The issue of the sequencing of steps for a mutual U.S. and Iranian return to full compliance with the pact is particularly tricky, and will likely require artful diplomacy to meet the political requirements of both Tehran and Washington.
“If this is going to work, the only way forward is if both sides take steps simultaneously to end up together at the same destination on the same date,” Henry Rome, an Iran analyst at the Eurasia Group, told me.
“The talks so far…are doing what we envisioned they would do,” the State Department’s Price said yesterday. “They are affording us a better understanding of Iran’s thinking, and we hope that in turn, Tehran will leave this round of talks with a better understanding of what we might be prepared to do.”
Iran to date has refused to hold direct talks with the U.S., and the United States, because it has not yet formally rejoined the JCPOA, is no longer a member of the Joint Commission, the body that officially convened the Vienna talks this week. So the U.S. delegation, led by Iran envoy Rob Malley, is working out of Vienna’s Imperial Hotel. While the Iranian delegation, led by Araghchi, is staying at Vienna’s Intercontinental Hotel. And the Joint Commission is convening at Vienna’s Grand Hotel.
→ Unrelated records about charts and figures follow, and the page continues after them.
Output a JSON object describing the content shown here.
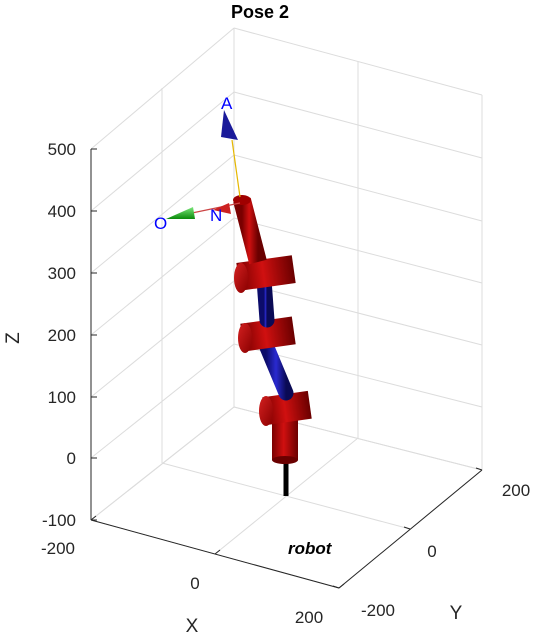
{
  "chart_data": {
    "type": "3d-robot-plot",
    "title": "Pose 2",
    "xlabel": "X",
    "ylabel": "Y",
    "zlabel": "Z",
    "xlim": [
      -200,
      200
    ],
    "ylim": [
      -200,
      200
    ],
    "zlim": [
      -100,
      500
    ],
    "x_ticks": [
      "-200",
      "0",
      "200"
    ],
    "y_ticks": [
      "-200",
      "0",
      "200"
    ],
    "z_ticks": [
      "-100",
      "0",
      "100",
      "200",
      "300",
      "400",
      "500"
    ],
    "grid": true,
    "robot_name": "robot",
    "frame_labels": [
      "A",
      "O",
      "N"
    ],
    "colors": {
      "link": "#c00000",
      "joint_axis": "#1f1fa8",
      "base": "#000000",
      "approach_arrow": "#1a1a9a",
      "orient_arrow": "#22bb22",
      "normal_arrow": "#cc2222",
      "label": "#0000ff"
    }
  }
}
The US diplomat stressed last week that direct talks with the Iranians would make the process more efficient and less prone to misunderstanding.
“It would be infinitely easier if we could sit down at the same table,” the US official said.
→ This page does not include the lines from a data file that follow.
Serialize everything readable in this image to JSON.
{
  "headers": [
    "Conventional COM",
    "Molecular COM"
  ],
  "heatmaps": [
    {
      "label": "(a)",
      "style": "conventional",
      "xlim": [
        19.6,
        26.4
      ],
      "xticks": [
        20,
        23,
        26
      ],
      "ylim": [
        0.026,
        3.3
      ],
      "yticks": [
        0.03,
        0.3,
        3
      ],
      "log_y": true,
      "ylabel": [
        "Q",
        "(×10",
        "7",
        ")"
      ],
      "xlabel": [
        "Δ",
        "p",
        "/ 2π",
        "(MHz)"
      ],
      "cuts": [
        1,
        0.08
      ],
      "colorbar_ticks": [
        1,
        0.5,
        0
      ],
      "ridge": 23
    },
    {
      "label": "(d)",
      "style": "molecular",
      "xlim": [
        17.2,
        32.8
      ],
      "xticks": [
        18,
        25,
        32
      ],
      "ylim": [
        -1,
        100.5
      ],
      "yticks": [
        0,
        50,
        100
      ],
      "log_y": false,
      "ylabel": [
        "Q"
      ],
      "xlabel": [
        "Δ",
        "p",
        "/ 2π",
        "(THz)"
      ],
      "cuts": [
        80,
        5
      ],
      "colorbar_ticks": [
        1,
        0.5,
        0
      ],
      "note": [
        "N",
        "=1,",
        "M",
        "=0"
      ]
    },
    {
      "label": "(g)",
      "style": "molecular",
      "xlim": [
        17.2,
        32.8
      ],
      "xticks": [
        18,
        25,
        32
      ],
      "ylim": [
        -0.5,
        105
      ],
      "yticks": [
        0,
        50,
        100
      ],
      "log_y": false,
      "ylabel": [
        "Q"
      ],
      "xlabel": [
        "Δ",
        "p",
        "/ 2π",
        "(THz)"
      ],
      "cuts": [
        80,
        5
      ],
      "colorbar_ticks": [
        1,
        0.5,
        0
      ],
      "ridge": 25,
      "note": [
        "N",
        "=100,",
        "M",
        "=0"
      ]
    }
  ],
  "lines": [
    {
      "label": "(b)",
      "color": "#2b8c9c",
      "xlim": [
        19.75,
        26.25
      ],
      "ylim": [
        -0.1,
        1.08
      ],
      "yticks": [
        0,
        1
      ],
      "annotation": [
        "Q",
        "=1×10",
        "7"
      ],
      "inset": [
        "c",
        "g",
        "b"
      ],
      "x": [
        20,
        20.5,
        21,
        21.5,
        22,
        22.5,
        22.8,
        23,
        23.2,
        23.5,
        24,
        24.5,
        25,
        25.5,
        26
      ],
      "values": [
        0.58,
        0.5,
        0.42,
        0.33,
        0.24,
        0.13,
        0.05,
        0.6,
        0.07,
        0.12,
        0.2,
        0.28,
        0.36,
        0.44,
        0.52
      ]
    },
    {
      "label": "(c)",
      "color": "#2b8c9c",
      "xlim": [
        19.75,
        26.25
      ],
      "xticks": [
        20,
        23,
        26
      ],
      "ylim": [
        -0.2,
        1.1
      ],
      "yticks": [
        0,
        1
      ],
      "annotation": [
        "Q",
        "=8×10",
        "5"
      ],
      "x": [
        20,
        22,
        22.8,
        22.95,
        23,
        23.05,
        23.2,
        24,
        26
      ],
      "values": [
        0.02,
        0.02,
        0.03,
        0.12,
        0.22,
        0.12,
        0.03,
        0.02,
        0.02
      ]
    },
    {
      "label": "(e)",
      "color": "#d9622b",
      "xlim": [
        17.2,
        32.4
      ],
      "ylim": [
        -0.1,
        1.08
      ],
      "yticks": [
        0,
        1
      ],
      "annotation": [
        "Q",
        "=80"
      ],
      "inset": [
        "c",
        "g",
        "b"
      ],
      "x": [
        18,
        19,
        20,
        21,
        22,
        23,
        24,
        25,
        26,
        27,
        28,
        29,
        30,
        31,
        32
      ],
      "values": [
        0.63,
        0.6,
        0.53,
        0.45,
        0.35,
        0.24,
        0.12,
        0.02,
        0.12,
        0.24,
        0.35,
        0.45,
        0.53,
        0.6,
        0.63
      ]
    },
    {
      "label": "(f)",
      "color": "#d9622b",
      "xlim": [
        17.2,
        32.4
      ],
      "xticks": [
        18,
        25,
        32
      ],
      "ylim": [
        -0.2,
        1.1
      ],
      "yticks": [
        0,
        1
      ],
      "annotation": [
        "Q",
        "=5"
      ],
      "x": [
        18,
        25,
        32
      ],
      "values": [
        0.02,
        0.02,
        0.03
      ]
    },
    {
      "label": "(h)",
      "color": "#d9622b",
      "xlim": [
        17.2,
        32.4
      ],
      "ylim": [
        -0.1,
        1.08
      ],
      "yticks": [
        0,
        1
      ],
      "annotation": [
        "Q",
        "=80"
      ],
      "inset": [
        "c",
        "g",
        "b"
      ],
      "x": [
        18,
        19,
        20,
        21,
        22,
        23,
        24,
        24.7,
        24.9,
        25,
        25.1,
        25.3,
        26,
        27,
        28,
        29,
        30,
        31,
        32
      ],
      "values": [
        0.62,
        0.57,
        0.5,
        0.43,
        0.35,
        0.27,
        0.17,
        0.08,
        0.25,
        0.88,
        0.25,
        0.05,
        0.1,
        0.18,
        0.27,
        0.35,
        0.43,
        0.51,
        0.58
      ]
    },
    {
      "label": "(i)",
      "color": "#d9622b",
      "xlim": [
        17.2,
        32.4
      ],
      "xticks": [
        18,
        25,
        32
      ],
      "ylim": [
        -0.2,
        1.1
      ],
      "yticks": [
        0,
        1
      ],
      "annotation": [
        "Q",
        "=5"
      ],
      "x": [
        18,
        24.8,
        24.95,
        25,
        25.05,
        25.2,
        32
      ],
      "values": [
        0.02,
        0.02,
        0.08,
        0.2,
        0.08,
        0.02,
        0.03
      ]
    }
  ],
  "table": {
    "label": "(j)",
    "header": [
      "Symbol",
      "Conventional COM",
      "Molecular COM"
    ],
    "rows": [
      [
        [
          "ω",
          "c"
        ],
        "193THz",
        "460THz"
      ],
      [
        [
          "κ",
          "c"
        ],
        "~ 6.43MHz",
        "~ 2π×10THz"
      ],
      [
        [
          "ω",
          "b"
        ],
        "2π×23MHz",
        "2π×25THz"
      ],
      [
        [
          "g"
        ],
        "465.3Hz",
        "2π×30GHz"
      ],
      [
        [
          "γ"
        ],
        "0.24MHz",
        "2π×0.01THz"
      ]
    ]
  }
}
There is some sense of urgency to see if a mutual return to the deal can be reached sooner than later because Iran holds presidential elections in June in which Iran’s second term president Hassan Rouhani cannot run again. World powers would like to lock Iran into the deal’s limits before it loses the Iranian negotiating team that negotiated the accord, and they could likely face a lengthy political transition period in which Iran’s nuclear program continues to expand.
“Once their presidential campaign begins,…it could be many months in which it would be very difficult to have any progress,” the U.S. official told me.
“We could go at a good pace,” he said. “It could go faster if we sit down with them, and have significantly more effective discussions.”
Chief US negotiator Malley, in addition to his consultations with the Europeans, Chinese and Russians, held bilateral meetings this week with the International Atomic Energy Agency director general Rafael Grossi and with the Austrian Foreign Minister. He is likely to return to Washington this weekend before resuming discussions in Vienna next week, Price said.
Price, at the briefings this week, seemed to take pains to describe the discussions in Vienna as “technical” and not strategic. Since the Iranians reject the idea of “negotiating” with Washington, at this stage, this language seemed deliberately chosen to try to see if the Iranians might agree to direct “technical talks” with the United States.
“These talks are indirect, and as a result, the mechanics of them can be cumbersome,” Price said yesterday. “It will be hard because these are very technical and complex issues. Again, these are not strategic talks, …because the strategy…is clear. It is what we have termed compliance for compliance. These talks, ongoing in Vienna, are about how we might get there.”
Such a diplomatic rhetorical maneuver will also likely be required to work out not just the sequencing of a return for return deal, but also the language of how the sequencing is described.
“There seems to be an understanding now by both the Biden administration and the Iranians that neither side is going to go first,” Suzanne DiMaggio, Senior Fellow at the Carnegie Endowment for International Peace and Board Chair of the Quincy Institute for Responsible Statecraft, told journalists on an experts call on Monday. “It may seem like semantics,…but I think what we have is at least the germ of a process whereby both sides can say, we’re moving simultaneously. Both sides can save a little face and put together the roadmap going forward.”